Der Stadtteil Selm profitierte von dem Barbarossa Jahr. Prof Dr. Schaltenbrand spendete die sog. Staufer Stele nebst einem Bildschirm mit Erläuterungen auf dem Campusplatz, die von dem ehemaligen Bundestagspräsidenten Prof. Dr. Lammert in einer würdigen öffentlichen Feierstunde enthüllt wurde. Außerdem kommen die Selmer in den Genuss eines neuen Museums, für dessen Besuch nicht einmal die Wohnung verlassen werden Muss. Das sog. Virteum verlangt nur einen Computer mit Internetanschluss. Die Ausstellungsstücke können sogar von zu Hause aus näher herangezoomt oder gedreht werden, um neue Perspektiven zu gewinnen.
Wir bedanken uns sehr herzlich bei allen Beteiligten, die mit viel Zeit, Arbeit und sogar eigenem Kapital das Barbarossa Jahr ermöglicht und durchgeführt haben. Derartiger ehrenamtlicher Einsatz ist alles anders als selbstverständlich und vorbildlich.
Selbstverständlich gilt unser Dank auch allen anderen Ehrenamtlichen bei der Feuerwehr und dem Katastrophenschutz, in caritativen Einrichtungen, Vereinen usw. Es mögen sich bitte auch diejenigen angesprochen fühlen, die nicht gesondert erwähnt worden sind. Die vollständige Aufzählung würde den Zeitrahmen sprengen. Festzuhalten ist, dass ohne ehrenamtlichen Einsatz ein funktionsfähiges Gemeinwesen weder denkbar noch realisierbar ist.
Unser Dank gilt auch allen Mitarbeiterinnen und Mitarbeitern der Stadt, der Stadtwerke und sonstigen kommunalen Einrichtungen. Auch wenn Sie – aus verständlichen Gründen – nicht unentgeltlich tätig sind, ist Ihr Einsatz und Fleiß für die Stadt und die Bürger unverzichtbar.
Wer arbeitet, macht – geradezu zwangsläufig – auch Fehler. Einige wenige seien beispielhaft genannt, die im letzten Jahr publik geworden sind:
Nach der Renovierung der Kreisstraße verklagte ein Bauunternehmer die Stadt Selm auf Zahlung ihm vermeintlich noch zustehender Gelder.

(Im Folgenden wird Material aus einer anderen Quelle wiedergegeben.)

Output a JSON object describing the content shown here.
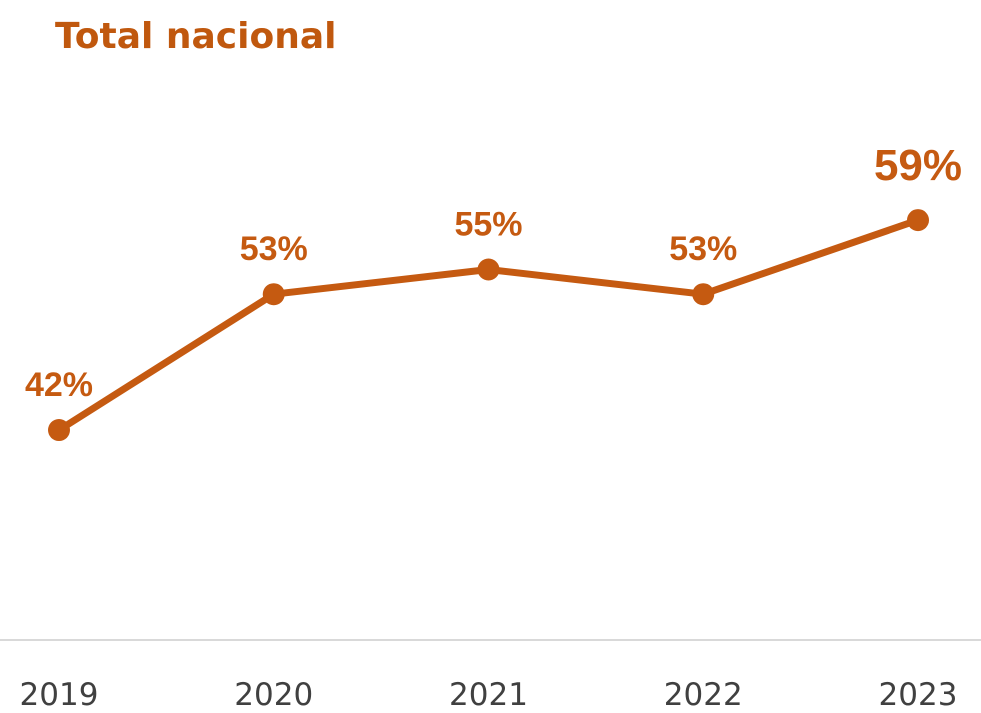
{
  "chart_data": {
    "type": "line",
    "title": "Total nacional",
    "categories": [
      "2019",
      "2020",
      "2021",
      "2022",
      "2023"
    ],
    "series": [
      {
        "name": "Total nacional",
        "color": "#c55a11",
        "values": [
          42,
          53,
          55,
          53,
          59
        ],
        "value_labels": [
          "42%",
          "53%",
          "55%",
          "53%",
          "59%"
        ]
      }
    ],
    "ylim": [
      25,
      65
    ]
  }
}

Die Stadt bestritt die Forderungen und machte u.a. ihrerseits Ansprüche wegen Baumängeln in nicht unerheblicher Höhe geltend. Die zuständige Kammer des Landgerichts unterbreitete einen schriftlichen Vergleichsvorschlag unter Darlegung, welche wechselseitigen Ansprüche als wohl begründet oder auch nicht bezeichnet wurden. Die Mängelansprüche der Stadt wies das Gericht als unschlüssig zurück, d.h. sie waren weder logisch noch nachvollziehbar dargestellt. Es ist ein Armutszeugnis, dass Fachleute vom Bauamt nicht in der Lage waren, Baumängel überzeugend zu beschreiben. Hätten sie dies getan, hätte sich der zu zahlende Geldbetrag zu Lasten der Stadt reduziert.

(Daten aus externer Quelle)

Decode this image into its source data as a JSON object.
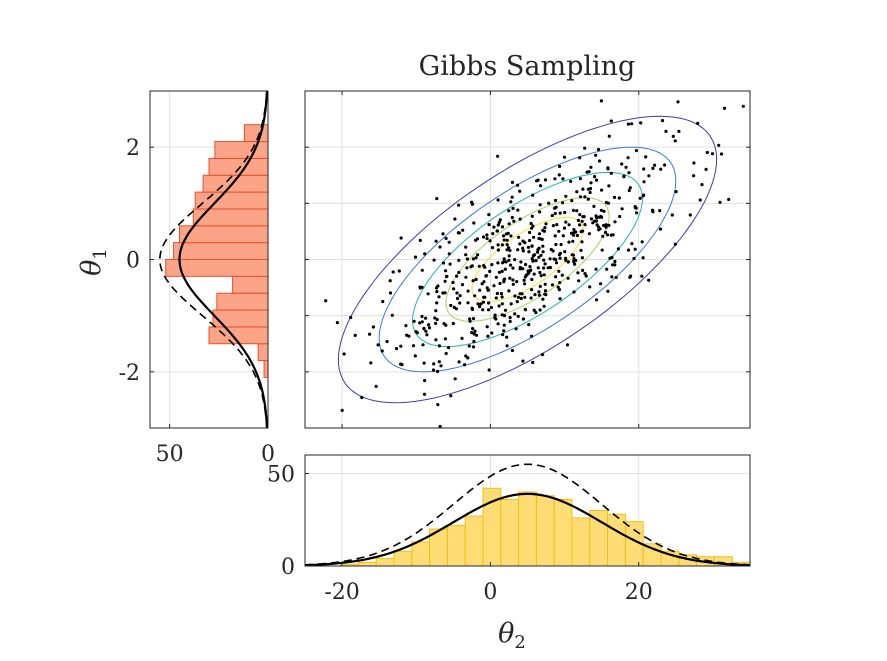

Im Rahmen der Neugestaltung legte die Stadt entlang der Kreisstraße den Parkplatz „Landsbergstrasse“ an. Hierbei unterließ sie es, die Parkfläche im Bebauungsplan als „öffentlich“ zu widmen. Für öffentliche Parkplätze gelten andere Regeln als für solche, die nur der Öffentlichkeit zugänglich sind (z.B. Parkplätze der Supermärkte). Auf den letztgenannten gilt beispielsweise nicht die Straßenverkehrsordnung, wohl aber auf öffentlich gewidmeten. Im Fall Parkplatz Landsbergstraße wurde die unterlassene Widmung als „öffentlich“ verhängnisvoll. Bei „öffentlichen Parkplätzen“ müssen dem Lärmschutz dienende Vorschriften nicht bzw. nur großzügiger eingehalten werden. Ein Anlieger hatte bereits in der Planungsphase gegen die Errichtung der Parkfläche protestiert und später gegen die Baugenehmigung geklagt. Das Verwaltungsgericht gab dem Anlieger wegen Verstoßes gegen die Lärmschutzvorschriften Recht. Die Stadt mußte die Baugenehmigung zurücknehmen. Seit März 2022- also rund 11 Monaten – entbehrt der Parkplatz Landsbergstr. also jeglicher Rechtsgrundlage. Was hat die Stadt seither gemacht? Eigentlich nichts! Statt die öffentliche Widmung nachzuholen, will sie den Anlieger dadurch besänftigen, dass eine Schranke errichtet wird und die Parkmöglichkeit dadurch in den Nachtstunden unterbindet. Auch die Ladesäulen für E-Autos sind nicht nutzbar. Wer sein KFZ abends nicht rechtzeitig abholt, hat halt Pech gehabt! Die Kosten für die eigentlich völlig überflüssige Schranken -Anlage belaufen sich auf mehrere 10.000 €.
Im Jahre 2018 hat die Stadt Selm den sog. Alten Marktplatz in Bork an die Caritas zwecks Errichtung eines Altenheims veräußert. Sie hat sich vertraglich verpflichtet, die vorhandene Bebauung abzureißen und Grund und Boden in baureifem Zustand zu übergeben. Im Herbst 2022 teilte die Verwaltung mit, bei dem Abriss sei es zu Fehlern gekommen. Der Boden müsse aufbereitet werden. Das seinerzeit ausführende Unternehmen sei nicht mehr am Markt. Die Stadt müsse umgehend rund 140,000 € zur Herstellung der Baureife bereitstellen. Diesem Antrag folgte der Rat nicht. Die Vorlage sei unzureichend und biete keine tragfähige Entscheidungsgrundlage.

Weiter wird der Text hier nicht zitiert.